Les ex-GM&S manifestent contre le licenciement de leurs représentants syndicaux

LIMOGES, 12 avril 2018 (AFP) – Plus d’une centaine d’anciens salariés de l’équipementier automobile GM&S et d’actuels ouvriers du repreneur de l’usine ont manifesté jeudi devant l’inspection du travail de Limoges pour s’opposer au licenciement de responsables syndicaux, fers de lance du mouvement social du site de La Souterraine (Creuse).

Epilogue d’un des dossiers sociaux les plus mouvementés du début de la présidence d’Emmanuel Macron, la justice a validé en septembre dernier la reprise de GM&S par l’emboutisseur français GMD et son PDG, Alain Martineau, pour un euro, avec le maintien de 120 emplois sur un total de 276.

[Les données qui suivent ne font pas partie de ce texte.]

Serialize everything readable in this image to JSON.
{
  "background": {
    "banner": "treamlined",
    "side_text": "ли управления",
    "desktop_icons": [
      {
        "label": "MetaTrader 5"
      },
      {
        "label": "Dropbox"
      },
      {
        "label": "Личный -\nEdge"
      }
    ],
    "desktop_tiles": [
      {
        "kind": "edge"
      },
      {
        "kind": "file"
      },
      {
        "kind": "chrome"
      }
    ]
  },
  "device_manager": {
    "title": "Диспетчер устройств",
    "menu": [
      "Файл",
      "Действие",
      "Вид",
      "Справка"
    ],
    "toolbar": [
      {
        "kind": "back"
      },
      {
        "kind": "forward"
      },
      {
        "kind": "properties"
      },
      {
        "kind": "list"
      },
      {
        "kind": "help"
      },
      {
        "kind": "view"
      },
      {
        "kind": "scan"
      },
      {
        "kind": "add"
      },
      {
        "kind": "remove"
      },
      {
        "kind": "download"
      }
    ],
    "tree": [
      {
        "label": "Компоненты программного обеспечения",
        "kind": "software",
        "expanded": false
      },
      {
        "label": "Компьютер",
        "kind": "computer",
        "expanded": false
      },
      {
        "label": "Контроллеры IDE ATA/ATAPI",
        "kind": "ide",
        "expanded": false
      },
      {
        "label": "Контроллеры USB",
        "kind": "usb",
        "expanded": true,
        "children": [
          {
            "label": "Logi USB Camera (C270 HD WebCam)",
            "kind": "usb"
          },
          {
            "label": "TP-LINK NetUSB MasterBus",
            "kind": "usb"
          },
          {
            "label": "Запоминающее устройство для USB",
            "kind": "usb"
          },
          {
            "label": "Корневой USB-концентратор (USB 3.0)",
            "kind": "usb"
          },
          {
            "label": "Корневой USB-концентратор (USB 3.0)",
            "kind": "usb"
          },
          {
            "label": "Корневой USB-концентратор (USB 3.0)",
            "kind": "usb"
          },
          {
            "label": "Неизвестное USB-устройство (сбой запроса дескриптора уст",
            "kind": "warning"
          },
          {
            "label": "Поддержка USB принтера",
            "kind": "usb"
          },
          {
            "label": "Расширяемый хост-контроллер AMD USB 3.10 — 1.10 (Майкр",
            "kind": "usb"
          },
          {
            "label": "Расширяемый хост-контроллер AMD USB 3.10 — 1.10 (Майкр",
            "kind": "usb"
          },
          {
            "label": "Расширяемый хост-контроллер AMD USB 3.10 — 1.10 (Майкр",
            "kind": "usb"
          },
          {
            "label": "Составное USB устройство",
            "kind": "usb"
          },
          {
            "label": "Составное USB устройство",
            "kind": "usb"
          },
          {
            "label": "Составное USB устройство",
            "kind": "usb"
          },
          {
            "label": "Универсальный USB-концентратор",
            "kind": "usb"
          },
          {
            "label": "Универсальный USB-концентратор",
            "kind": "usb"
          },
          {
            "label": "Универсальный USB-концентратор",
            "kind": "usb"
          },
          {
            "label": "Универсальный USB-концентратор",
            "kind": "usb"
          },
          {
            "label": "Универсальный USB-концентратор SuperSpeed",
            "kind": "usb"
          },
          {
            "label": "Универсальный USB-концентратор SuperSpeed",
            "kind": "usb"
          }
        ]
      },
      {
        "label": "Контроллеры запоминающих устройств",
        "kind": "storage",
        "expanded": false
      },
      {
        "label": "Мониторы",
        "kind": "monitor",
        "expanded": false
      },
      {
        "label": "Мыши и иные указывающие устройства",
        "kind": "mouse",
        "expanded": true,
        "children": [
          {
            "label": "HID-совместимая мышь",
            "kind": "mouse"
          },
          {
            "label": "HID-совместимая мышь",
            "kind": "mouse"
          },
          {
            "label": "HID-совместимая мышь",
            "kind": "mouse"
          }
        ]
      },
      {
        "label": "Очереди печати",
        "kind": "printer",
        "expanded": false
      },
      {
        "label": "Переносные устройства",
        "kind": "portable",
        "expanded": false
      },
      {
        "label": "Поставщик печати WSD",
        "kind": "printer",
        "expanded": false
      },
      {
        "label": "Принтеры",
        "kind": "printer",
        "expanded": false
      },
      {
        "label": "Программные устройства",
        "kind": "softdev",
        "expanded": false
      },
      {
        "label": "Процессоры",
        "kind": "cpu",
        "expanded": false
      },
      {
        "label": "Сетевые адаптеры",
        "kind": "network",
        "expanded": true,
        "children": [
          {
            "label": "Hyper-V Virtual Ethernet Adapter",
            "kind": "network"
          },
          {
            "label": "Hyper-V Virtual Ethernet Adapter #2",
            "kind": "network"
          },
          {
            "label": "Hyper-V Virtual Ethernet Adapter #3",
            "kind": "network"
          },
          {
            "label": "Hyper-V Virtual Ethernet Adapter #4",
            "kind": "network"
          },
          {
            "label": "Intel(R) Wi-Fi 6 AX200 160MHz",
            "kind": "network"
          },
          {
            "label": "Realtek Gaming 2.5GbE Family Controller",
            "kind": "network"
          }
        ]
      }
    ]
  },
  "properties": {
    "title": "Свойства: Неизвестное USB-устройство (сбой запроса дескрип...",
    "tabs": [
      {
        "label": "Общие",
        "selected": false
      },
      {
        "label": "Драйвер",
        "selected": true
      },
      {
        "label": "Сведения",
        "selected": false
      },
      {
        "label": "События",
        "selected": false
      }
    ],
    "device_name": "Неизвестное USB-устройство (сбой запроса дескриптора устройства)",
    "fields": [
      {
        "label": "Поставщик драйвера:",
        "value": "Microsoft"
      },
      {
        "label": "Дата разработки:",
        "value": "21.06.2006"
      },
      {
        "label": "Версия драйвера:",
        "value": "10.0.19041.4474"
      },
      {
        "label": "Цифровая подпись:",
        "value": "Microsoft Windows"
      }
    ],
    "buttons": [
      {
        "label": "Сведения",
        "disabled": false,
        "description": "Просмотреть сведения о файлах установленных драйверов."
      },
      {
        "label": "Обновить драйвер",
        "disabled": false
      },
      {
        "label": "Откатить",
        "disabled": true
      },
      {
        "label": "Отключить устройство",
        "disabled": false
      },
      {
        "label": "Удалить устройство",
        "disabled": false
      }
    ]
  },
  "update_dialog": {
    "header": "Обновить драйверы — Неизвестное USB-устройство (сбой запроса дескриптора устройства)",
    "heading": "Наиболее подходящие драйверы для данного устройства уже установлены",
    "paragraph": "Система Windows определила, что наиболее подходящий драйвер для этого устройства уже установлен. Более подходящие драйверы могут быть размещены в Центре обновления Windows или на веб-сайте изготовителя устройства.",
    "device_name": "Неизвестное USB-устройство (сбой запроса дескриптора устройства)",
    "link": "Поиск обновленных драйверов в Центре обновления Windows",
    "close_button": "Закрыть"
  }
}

Sur seize représentants du personnel, sept sont toujours sur la sellette. « Quatre d’entre nous ont été licenciés et demandent leur réintégration », explique à l’AFP Vincent Labrousse (CGT), l’un d’entre-eux.

« Nos licenciements sont des représailles contre notre action syndicale », accuse son collègue Patrick Brun, élu au CE de GM&S.

Alain Martineau persiste à demander le licenciement de M. Brun et de deux autres représentants du personnel malgré le refus de la Direccte (Direction régionale des entreprises, de la concurrence, de la consommation, du travail et de l’emploi), qui a jugé ces suppressions de poste insuffisamment motivées. Le PDG de GMD a fait appel de cette décision auprès du ministère du Travail, déclenchant de nouvelles auditions par l’inspection du travail de Limoges.

« Sur les 127 licenciés de GM&S, quatorze seulement ont retrouvé un emploi en CDI, certains ont déjà quitté le territoire (…) Nous avons de grosses inquiétudes sur la santé et le moral d’un vingtaine de nos anciens collègues dont nous n’avons presque plus de nouvelles », a dit Vincent Labrousse.

Surtout, les salariés du site de la Souterraine, rebaptisé LSI, s’inquiètent sur la pérennité de leur activité. « Les 22 millions d’euros de commandes annuelles négociées par l’Etat ne sont pas là. Le site tourne à 35-40% de sa capacité. La semaine dernière la direction a soumis l’idée d’un chômage partiel, ce que nous avons catégoriquement refusé », affirme un salarié.

« Il y a du travail à ras-la-gueule partout dans le groupe GMD » avec un recours massif aux intérimaires, accuse M. Labrousse, qui soupçonne la direction de vouloir « asphyxier le site » de La Souterraine.

Les syndicalistes du site ont récemment initié une série de rencontres avec des parlementaires pour promouvoir une loi, dite « GM&S », visant à faire reconnaître la responsabilité vis-à-vis des sous-traitants d’un donneur d’ordre employant plus de 5.000 personnes en France (ou 10.000 dans le monde) et qui tient plus de 30% d’un carnet de commandes.